German-born nun Ruth Pfau attends a press conference at Marie Adelaide Leprosy Centre in Karachi, Pakistan January 25, 2014. "He crawled on hands and feet into this dispensary, acting as if this was quite normal, as if someone has to crawl there through that slime and dirt on hands and feet, like a dog".
Not required to take the veil or live in seclusion, she ended up in Pakistan by chance.
Dr Pfau first visited Pakistan in 1960 and was so touched by the plight of leprosy victims that she made a decision to stay forever in the country to treat them. She founded the Marie Adelaide Leprosy Centre in Karachi, Pakistan's first hospital dedicated to treating the disease, which today has 157 branches across the country. "The Pakistani nation pays tribute to Dr Pfau's selfless efforts", the president said.
Harald Meyer-Porzky from the Ruth Pfau Foundation in Würzburg said Sister Pfau had "given hundreds of thousands of people a life of dignity".
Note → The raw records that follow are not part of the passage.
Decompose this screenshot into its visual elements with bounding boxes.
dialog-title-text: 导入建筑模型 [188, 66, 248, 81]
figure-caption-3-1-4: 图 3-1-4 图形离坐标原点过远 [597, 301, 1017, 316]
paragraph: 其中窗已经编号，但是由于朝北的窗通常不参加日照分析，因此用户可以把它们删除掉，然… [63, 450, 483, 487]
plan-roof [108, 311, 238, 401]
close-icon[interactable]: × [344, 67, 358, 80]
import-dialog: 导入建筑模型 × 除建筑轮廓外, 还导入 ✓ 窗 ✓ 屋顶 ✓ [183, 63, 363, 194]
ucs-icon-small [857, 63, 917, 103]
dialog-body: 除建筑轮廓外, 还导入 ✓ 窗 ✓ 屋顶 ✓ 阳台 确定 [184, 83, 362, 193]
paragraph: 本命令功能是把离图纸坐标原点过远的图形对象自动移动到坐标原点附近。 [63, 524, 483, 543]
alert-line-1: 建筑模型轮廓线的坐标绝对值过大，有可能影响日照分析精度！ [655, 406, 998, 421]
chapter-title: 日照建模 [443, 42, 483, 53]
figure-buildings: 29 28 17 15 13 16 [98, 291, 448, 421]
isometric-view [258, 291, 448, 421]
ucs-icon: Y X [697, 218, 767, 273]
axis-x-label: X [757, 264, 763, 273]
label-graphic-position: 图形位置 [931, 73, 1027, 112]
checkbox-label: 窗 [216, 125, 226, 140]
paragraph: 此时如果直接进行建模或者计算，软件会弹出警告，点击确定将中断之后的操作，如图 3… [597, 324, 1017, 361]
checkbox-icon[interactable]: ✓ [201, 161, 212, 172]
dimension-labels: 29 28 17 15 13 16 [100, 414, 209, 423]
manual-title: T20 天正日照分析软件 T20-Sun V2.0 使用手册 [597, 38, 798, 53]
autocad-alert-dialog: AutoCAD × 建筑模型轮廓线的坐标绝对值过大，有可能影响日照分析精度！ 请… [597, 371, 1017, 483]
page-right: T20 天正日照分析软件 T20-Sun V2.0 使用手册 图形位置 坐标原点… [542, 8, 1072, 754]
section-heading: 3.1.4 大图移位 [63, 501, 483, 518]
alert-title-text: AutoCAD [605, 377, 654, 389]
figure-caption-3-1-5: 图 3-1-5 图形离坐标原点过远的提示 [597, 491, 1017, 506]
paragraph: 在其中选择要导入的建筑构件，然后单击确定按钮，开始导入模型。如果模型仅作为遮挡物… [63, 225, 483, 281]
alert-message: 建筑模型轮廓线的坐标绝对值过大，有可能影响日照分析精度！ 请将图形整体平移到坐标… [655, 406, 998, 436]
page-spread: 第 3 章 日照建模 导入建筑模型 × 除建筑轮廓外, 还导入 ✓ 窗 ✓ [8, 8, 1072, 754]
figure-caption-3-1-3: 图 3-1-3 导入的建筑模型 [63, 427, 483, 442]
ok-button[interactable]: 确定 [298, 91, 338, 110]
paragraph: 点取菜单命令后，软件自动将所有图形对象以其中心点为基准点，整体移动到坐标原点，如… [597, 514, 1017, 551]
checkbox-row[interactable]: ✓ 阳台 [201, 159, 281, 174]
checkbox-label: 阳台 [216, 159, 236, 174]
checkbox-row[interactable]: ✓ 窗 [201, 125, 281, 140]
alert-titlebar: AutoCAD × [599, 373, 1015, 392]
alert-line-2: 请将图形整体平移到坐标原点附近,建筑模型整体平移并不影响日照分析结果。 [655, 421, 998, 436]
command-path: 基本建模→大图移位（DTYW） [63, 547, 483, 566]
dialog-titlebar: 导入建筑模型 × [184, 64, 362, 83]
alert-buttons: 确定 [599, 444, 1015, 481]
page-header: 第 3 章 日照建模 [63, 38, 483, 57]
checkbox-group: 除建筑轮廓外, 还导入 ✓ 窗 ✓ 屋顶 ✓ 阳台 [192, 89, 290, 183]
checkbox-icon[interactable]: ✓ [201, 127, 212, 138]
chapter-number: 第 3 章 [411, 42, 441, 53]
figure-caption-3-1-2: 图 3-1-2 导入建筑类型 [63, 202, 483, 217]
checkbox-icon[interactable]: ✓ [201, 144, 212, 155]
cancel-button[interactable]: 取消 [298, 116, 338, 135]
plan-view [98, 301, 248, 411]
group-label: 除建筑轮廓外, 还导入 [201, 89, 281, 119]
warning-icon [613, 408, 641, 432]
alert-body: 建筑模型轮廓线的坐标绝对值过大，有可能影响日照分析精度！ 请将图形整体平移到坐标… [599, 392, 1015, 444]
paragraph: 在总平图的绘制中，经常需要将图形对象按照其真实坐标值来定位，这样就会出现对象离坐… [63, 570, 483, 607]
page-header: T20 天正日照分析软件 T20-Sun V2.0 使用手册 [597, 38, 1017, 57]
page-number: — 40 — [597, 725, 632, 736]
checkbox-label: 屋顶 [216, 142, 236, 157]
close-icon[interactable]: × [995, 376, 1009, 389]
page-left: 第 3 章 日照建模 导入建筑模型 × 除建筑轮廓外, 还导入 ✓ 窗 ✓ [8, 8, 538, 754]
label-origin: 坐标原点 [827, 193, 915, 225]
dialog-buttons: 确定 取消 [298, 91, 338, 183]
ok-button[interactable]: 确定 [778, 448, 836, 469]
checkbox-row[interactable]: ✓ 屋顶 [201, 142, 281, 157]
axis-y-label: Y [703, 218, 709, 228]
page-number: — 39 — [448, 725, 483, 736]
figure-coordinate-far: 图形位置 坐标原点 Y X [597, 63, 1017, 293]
In a statement, the office of Pakistan Prime Minister Shahid Khaqan Abbasi announced a state funeral for Pfau, known as "Pakistan's Mother Teresa". "It was an arranged marriage because it was necessary", she told Lobel.
In dwelling on Dr Pfau's trajectory, a parallel that comes to mind is Abdul Sattar Edhi, who passed away previous year and was the first citizen in a quarter of a century to be given a state funeral. In 1979, the Pakistani government appointed her Federal Advisor on Leprosy to the Ministry of Health and Social Welfare. "Her services will never be forgotten".